We bring database engineering depth to the AWS data stack. Our engineers reason about Aurora and RDS instance sizing, Redshift distribution and sort keys, query plans, and the consumption patterns that drive cost, and we tune with measured before-and-after numbers. The result is a platform that performs and costs what it should, not just one that technically works.
Can MinervaDB migrate our existing databases to AWS?
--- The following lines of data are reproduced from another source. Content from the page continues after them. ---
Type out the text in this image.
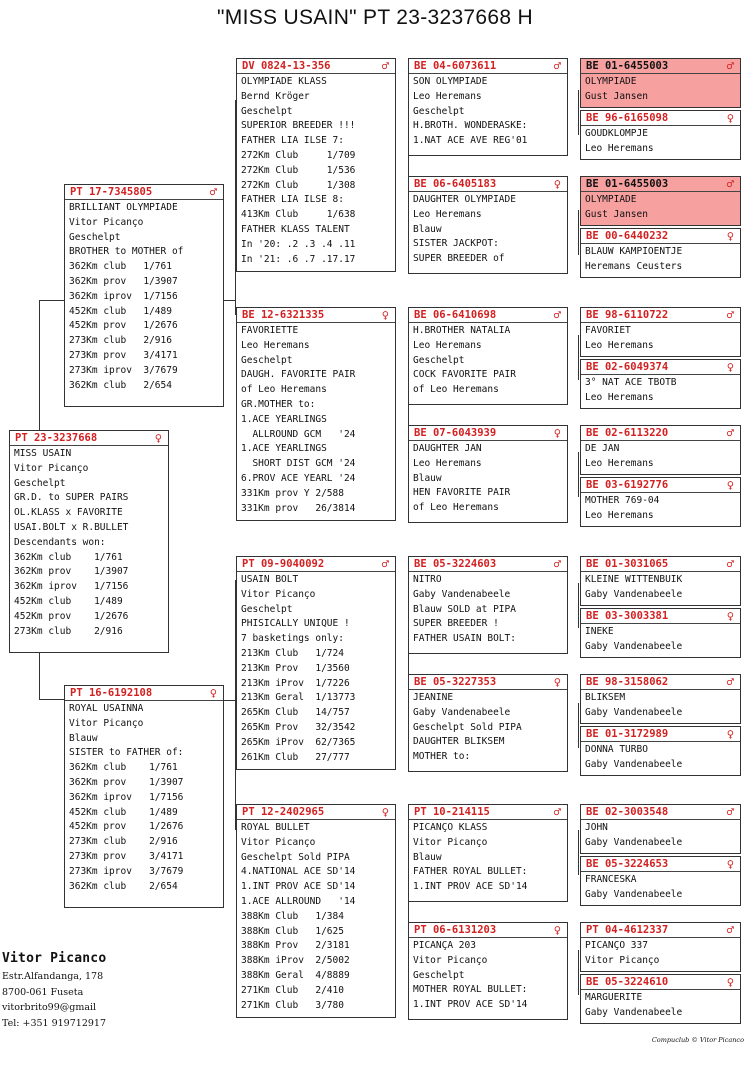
"MISS USAIN" PT 23-3237668 H
PT 23-3237668	♀
MISS USAIN
Vitor Picanço
Geschelpt
GR.D. to SUPER PAIRS
OL.KLASS x FAVORITE
USAI.BOLT x R.BULLET
Descendants won:
362Km club    1/761
362Km prov    1/3907
362Km iprov   1/7156
452Km club    1/489
452Km prov    1/2676
273Km club    2/916
PT 17-7345805	♂
BRILLIANT OLYMPIADE
Vitor Picanço
Geschelpt
BROTHER to MOTHER of
362Km club   1/761
362Km prov   1/3907
362Km iprov  1/7156
452Km club   1/489
452Km prov   1/2676
273Km club   2/916
273Km prov   3/4171
273Km iprov  3/7679
362Km club   2/654
PT 16-6192108	♀
ROYAL USAINNA
Vitor Picanço
Blauw
SISTER to FATHER of:
362Km club    1/761
362Km prov    1/3907
362Km iprov   1/7156
452Km club    1/489
452Km prov    1/2676
273Km club    2/916
273Km prov    3/4171
273Km iprov   3/7679
362Km club    2/654
DV 0824-13-356	♂
OLYMPIADE KLASS
Bernd Kröger
Geschelpt
SUPERIOR BREEDER !!!
FATHER LIA ILSE 7:
272Km Club     1/709
272Km Club     1/536
272Km Club     1/308
FATHER LIA ILSE 8:
413Km Club     1/638
FATHER KLASS TALENT
In '20: .2 .3 .4 .11
In '21: .6 .7 .17.17
BE 12-6321335	♀
FAVORIETTE
Leo Heremans
Geschelpt
DAUGH. FAVORITE PAIR
of Leo Heremans
GR.MOTHER to:
1.ACE YEARLINGS
ALLROUND GCM   '24
1.ACE YEARLINGS
SHORT DIST GCM '24
6.PROV ACE YEARL '24
331Km prov Y 2/588
331Km prov   26/3814
PT 09-9040092	♂
USAIN BOLT
Vitor Picanço
Geschelpt
PHISICALLY UNIQUE !
7 basketings only:
213Km Club   1/724
213Km Prov   1/3560
213Km iProv  1/7226
213Km Geral  1/13773
265Km Club   14/757
265Km Prov   32/3542
265Km iProv  62/7365
261Km Club   27/777
PT 12-2402965	♀
ROYAL BULLET
Vitor Picanço
Geschelpt Sold PIPA
4.NATIONAL ACE SD'14
1.INT PROV ACE SD'14
1.ACE ALLROUND   '14
388Km Club   1/384
388Km Club   1/625
388Km Prov   2/3181
388Km iProv  2/5002
388Km Geral  4/8889
271Km Club   2/410
271Km Club   3/780
BE 04-6073611	♂
SON OLYMPIADE
Leo Heremans
Geschelpt
H.BROTH. WONDERASKE:
1.NAT ACE AVE REG'01
BE 06-6405183	♀
DAUGHTER OLYMPIADE
Leo Heremans
Blauw
SISTER JACKPOT:
SUPER BREEDER of
BE 06-6410698	♂
H.BROTHER NATALIA
Leo Heremans
Geschelpt
COCK FAVORITE PAIR
of Leo Heremans
BE 07-6043939	♀
DAUGHTER JAN
Leo Heremans
Blauw
HEN FAVORITE PAIR
of Leo Heremans
BE 05-3224603	♂
NITRO
Gaby Vandenabeele
Blauw SOLD at PIPA
SUPER BREEDER !
FATHER USAIN BOLT:
BE 05-3227353	♀
JEANINE
Gaby Vandenabeele
Geschelpt Sold PIPA
DAUGHTER BLIKSEM
MOTHER to:
PT 10-214115	♂
PICANÇO KLASS
Vitor Picanço
Blauw
FATHER ROYAL BULLET:
1.INT PROV ACE SD'14
PT 06-6131203	♀
PICANÇA 203
Vitor Picanço
Geschelpt
MOTHER ROYAL BULLET:
1.INT PROV ACE SD'14
BE 01-6455003	♂
OLYMPIADE
Gust Jansen
BE 96-6165098	♀
GOUDKLOMPJE
Leo Heremans
BE 01-6455003	♂
OLYMPIADE
Gust Jansen
BE 00-6440232	♀
BLAUW KAMPIOENTJE
Heremans Ceusters
BE 98-6110722	♂
FAVORIET
Leo Heremans
BE 02-6049374	♀
3° NAT ACE TBOTB
Leo Heremans
BE 02-6113220	♂
DE JAN
Leo Heremans
BE 03-6192776	♀
MOTHER 769-04
Leo Heremans
BE 01-3031065	♂
KLEINE WITTENBUIK
Gaby Vandenabeele
BE 03-3003381	♀
INEKE
Gaby Vandenabeele
BE 98-3158062	♂
BLIKSEM
Gaby Vandenabeele
BE 01-3172989	♀
DONNA TURBO
Gaby Vandenabeele
BE 02-3003548	♂
JOHN
Gaby Vandenabeele
BE 05-3224653	♀
FRANCESKA
Gaby Vandenabeele
PT 04-4612337	♂
PICANÇO 337
Vitor Picanço
BE 05-3224610	♀
MARGUERITE
Gaby Vandenabeele
Vitor Picanco
Estr.Alfandanga, 178
8700-061 Fuseta
vitorbrito99@gmail
Tel: +351 919712917
Compuclub © Vitor Picanco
Yes. We migrate from on-premise Oracle, SQL Server, MySQL, and PostgreSQL into Amazon Aurora, RDS, and Redshift using the AWS Database Migration Service with automated reconciliation, so source and target match row for row before any cutover is approved. We favor incremental cutovers over big-bang migrations to keep risk low.
How does MinervaDB help control AWS cost?
Cost on AWS is largely an engineering outcome. We right-size Aurora and RDS instances, tune Redshift distribution and workload management, partition S3 so Athena scans less, use reserved instances and Serverless where the usage pattern justifies them, stop idle resources from billing, and put monitoring in place so spend is visible and the optimizations that move the bill are obvious.
Do you only consult, or do you also run the platform?
Both. Many engagements continue into 24×7 managed operations under SLA, covering cost and performance monitoring, incident response, and continuous optimization. We believe reliability and cost have to stay engineered over time, not just at go-live.
How do you handle governance and compliance on AWS?
We implement the Glue Data Catalog and Lake Formation for cataloging and fine-grained access, AWS IAM for identity, KMS for keys, and database-level controls such as encryption and row-level security. Controls are aligned to SOC 2, ISO 27001, HIPAA, GDPR, and India’s DPDP Act, enforced by the platform rather than by policy documents.
Which AWS database should we use for our workload?
It depends on the workload, which is exactly the point. Aurora or RDS for relational transactional workloads, Redshift for the analytical warehouse, DynamoDB for high-throughput key-value data, and S3 with Athena for the lake. We help you match each workload to the right service and tune it properly.